The long arm of the law finally caught up with father-of-three Joseph McBrearty when he was jailed for six months for perverting the course of justice.
Judge Charles Byers, sitting at Maidstone Crown Court, told the 38-year-old gas fitter that the courts had to "make a stand when people don't obey the rules".
Random breathalyser. Library picture
McBrearty was originally stopped by police in April 2001 while living in Medway and charged with driving with excess alcohol.
However, he gave the name of Rory O'Donnell, together with a false date of birth, and backed up his "identity" with a false USA driving licence.
Under that name, Scots-born McBrearty was charged, pleaded guilty, fined £170 and banned from driving for a year.
Within weeks McBrearty's true identity was discovered and he was charged with perverting the course of justice.
However, shortly before he was due to be sentenced at Maidstone Crown Court in October 2001, McBrearty was said to have simply walked out of the building "in panic".
A warrant was issued for his arrest - and it finally bore fruit last month when he was arrested following a skirmish outside a pub.
McBrearty, formerly of Cobden Road, Chatham, but now living in North Acton, London, admitted the charge.
The case was heard at Maidstone Crown Court
Passing sentence, Judge Byers said such an offence "taints the very fountain of justice at the well spring" and could only be met by a jail term.

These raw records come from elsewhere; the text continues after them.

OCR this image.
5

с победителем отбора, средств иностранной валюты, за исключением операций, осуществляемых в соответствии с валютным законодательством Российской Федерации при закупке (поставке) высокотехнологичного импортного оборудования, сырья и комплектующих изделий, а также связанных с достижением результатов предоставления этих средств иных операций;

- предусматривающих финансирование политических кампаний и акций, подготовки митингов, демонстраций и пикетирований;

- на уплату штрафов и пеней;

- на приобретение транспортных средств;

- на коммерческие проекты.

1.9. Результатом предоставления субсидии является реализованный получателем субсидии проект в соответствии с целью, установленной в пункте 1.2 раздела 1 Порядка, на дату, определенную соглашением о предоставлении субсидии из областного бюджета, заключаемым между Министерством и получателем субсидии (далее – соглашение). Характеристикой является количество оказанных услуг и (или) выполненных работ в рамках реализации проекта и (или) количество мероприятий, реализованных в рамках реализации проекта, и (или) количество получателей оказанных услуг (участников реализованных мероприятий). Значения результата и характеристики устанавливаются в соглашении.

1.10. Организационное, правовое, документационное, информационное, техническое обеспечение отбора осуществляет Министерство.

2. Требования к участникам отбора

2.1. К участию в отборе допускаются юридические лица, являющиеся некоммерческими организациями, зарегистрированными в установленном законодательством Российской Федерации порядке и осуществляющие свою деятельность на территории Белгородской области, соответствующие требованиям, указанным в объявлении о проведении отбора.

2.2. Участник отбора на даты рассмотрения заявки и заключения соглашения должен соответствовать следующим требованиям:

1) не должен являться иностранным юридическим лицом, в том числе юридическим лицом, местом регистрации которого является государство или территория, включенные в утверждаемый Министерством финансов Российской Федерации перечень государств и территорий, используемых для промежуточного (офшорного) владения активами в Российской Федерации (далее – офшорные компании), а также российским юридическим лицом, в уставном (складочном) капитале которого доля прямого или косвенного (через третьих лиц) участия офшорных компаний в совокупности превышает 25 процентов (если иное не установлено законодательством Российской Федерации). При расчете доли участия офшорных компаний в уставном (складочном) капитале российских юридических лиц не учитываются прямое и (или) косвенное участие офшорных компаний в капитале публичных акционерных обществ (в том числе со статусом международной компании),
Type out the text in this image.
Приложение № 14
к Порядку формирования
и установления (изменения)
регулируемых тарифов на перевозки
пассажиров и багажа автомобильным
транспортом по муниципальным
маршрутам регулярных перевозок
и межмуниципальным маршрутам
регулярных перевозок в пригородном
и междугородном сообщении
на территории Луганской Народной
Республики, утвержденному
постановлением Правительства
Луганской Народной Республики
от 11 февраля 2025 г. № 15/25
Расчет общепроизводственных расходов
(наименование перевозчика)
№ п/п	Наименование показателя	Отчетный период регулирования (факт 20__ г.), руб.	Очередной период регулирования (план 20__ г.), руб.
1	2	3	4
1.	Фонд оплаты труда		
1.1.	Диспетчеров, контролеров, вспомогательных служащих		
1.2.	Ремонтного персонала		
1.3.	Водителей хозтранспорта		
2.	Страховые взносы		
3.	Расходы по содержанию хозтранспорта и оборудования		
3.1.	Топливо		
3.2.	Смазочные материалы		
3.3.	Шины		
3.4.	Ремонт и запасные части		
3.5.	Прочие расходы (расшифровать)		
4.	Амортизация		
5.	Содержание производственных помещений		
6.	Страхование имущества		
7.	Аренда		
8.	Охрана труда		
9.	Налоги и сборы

"There must be a clear message that such behaviour will not pay in the long run," he explained.
The judge added that the driving licence was used "foolishly" to back up his story when stopped for drink-driving.
"There must be a clear message that such behaviour will not pay in the long run" - Judge Charles Byers
Rory Keene, defending, told the court McBrearty obtained the licence when he was in the USA and not legally old enough to drink.
He added that McBrearty had stayed out of trouble following his "impulsive mistake" and said no one else had been implicated by McBrearty's dishonesty as the false identity did not relate to a real person.
McBrearty is expected to be released within two months having already served a month in custody on remand.
He was not charged in relation to the pub incident which led to his arrest.